Eğitimli binlerce genç dönmemek üzere yurt dışı planı yapıyor. Ayrılma kararlarının arkasında birçok neden var: “Toplumsal barış ve huzur ortamının zayıflığı, siyasi ve ekonomik belirsizlik, gelecek kaygısı ve kendilerini geliştirebilecek imkanların az olması”
Türkiye’de doğup büyümüş, eğitimini burada almış fakat geri kalan hayatını yurt dışında geçirmek isteyen gençlerin sayısının giderek arttığı bir sır değil. Bu düşüncede olan gençlerin bazıları ülkedeki siyasi, toplumsal ve ekonomik durumdan yakındığı; bazılarıysa kariyerlerini yurt dışında daha ileriye taşıyabileceklerine inandığı için ülkelerinden ayrılıyor.
Prof. Dr. İlber Ortaylı da verdiği bir röportajda gündemde olan bu konu üzerine “Dışarıya göçmeyin. Vatanınızda kalın, Türkiye’de kalıp işleri düzeltmeye katkıda bulunun’’ diyerek gençlere tavsiyede bulunmuştu. Prof. Dr. Ortaylı’nın bu yorumu özellikle sosyal medyada tartışması konusu oldu. Kimi destekledi, kimi ise karşı çıktı. Bu tartışma üzerine hayatlarını yurt dışında kurmak isteyip bavulları hazır bekleyen ve halihazırda bu hayaline kavuşmuş gençlere gitme sebeplerini, gelecek planlarını ve bir gün Türkiye’ye dönmek konusunda ne düşündüklerini sorduk. Kimi “Mesleğimi Türkiye’de geliştirebilecek imkan yok” dedi. Kimi yaşam şartlarından şikayet ederek düzelmesi konusunda ümidini kaybettiği için gitmeye karar verdiğini söyledi. Kimi ise liyakat, öngörülemezlik, adaletsizlik, değer görmeme gibi sorunlara işaret etti. İşte onların ağzından yurtdışına gitme hikayeleri…
Ayça Meriç Çelik
Türkiye’ye olmasa da dünyaya katkım olur
Ayça Meriç Çelik (23), Hacettepe Üniversitesi Bilgisayar Mühendisliği mezunu
Mezun olduktan sonra bir sene boyunca Türkiye’de özel sektörde çalışırken bir yandan da yurt dışında yaşamak için hazırlıklarımı yaptım.

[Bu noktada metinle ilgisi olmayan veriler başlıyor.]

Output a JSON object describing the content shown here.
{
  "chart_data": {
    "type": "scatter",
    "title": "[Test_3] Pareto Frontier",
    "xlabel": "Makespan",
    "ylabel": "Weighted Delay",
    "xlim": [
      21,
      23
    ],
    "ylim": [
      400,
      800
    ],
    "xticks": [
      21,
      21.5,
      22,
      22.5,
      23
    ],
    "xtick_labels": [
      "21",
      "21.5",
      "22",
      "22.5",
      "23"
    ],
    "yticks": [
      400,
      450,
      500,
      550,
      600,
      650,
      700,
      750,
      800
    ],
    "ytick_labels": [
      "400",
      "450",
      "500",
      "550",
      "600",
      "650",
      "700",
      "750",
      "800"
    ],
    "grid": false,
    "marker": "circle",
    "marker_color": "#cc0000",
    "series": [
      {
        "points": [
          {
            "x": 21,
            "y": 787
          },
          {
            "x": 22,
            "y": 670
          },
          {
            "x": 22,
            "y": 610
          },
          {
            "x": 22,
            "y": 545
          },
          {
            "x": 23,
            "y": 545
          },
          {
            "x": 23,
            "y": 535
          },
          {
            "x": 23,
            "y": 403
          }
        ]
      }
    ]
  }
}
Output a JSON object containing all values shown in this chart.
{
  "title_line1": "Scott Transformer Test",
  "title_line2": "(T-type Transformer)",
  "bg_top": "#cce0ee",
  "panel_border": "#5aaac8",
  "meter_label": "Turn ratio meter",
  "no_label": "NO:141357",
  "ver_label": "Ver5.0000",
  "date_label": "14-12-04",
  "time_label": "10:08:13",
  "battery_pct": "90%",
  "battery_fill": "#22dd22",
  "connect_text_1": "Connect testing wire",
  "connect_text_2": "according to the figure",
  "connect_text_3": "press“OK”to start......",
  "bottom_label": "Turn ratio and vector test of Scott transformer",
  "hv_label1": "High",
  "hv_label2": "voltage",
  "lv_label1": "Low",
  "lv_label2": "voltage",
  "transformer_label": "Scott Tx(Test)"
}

Ağustos 2021’de Londra’daki Palantir şirketinde yazılım mühendisi olarak işe başlayacağım. Yurt dışına gitmedeki asıl sebebim toplumdaki huzursuzluk ve ülkede bir öngörülemezliğin hakim olmasıydı. Olumlu haberlerin olumsuzlar arasında kaybolması beni çok bunalttı. Diğer büyük beklentim ise işlerde liyakate daha çok dikkat edilmesi ve toplumsal hayatın daha düzenli ve sistemli ilerlemesi. Ayrıca kariyerimi yurt dışında daha iyi bir noktaya taşıyabilme imkanım olacak. “İleride ülkene dön, buraya faydan dokunsun’’ sözlerini çok fazla duydum. Ben de doğduğum ülkeye faydam dokunsun isterim ama orada kalarak belki Türkiye’ye değil ama dünyaya ve insanlığa da bir katkı sunabiliriz.
Gülen Özcan
Rektör atama olayı bende kırılma yarattı
Gülin Özcan (23), Boğaziçi Üniversitesi Sosyoloji Bölümü
Daha iyi bir eğitim almak için yurt dışına gitmek, orada yaşamak istiyorum. Bu zaten kendimi bildim bileli aklımda olan bir şeydi fakat üniversitemize rektör atanması olayından sonra yaşananlar bu kararımın tuzu biberi oldu. Sene sonu itibarıyla İsviçre, Cenevre’de yüksek lisansıma başlayacağım. Bir gün kendimi geliştirdiğimde ülkeme katkım olmasını isterim, fakat o gün ne zaman gelecek bilmiyorum. Türkiye’nin toplumsal ve ekonomik olarak içinde bulunduğu durum, gelecekte ne olacağının belirsiz olması beni bu konuda cevapsız bırakıyor.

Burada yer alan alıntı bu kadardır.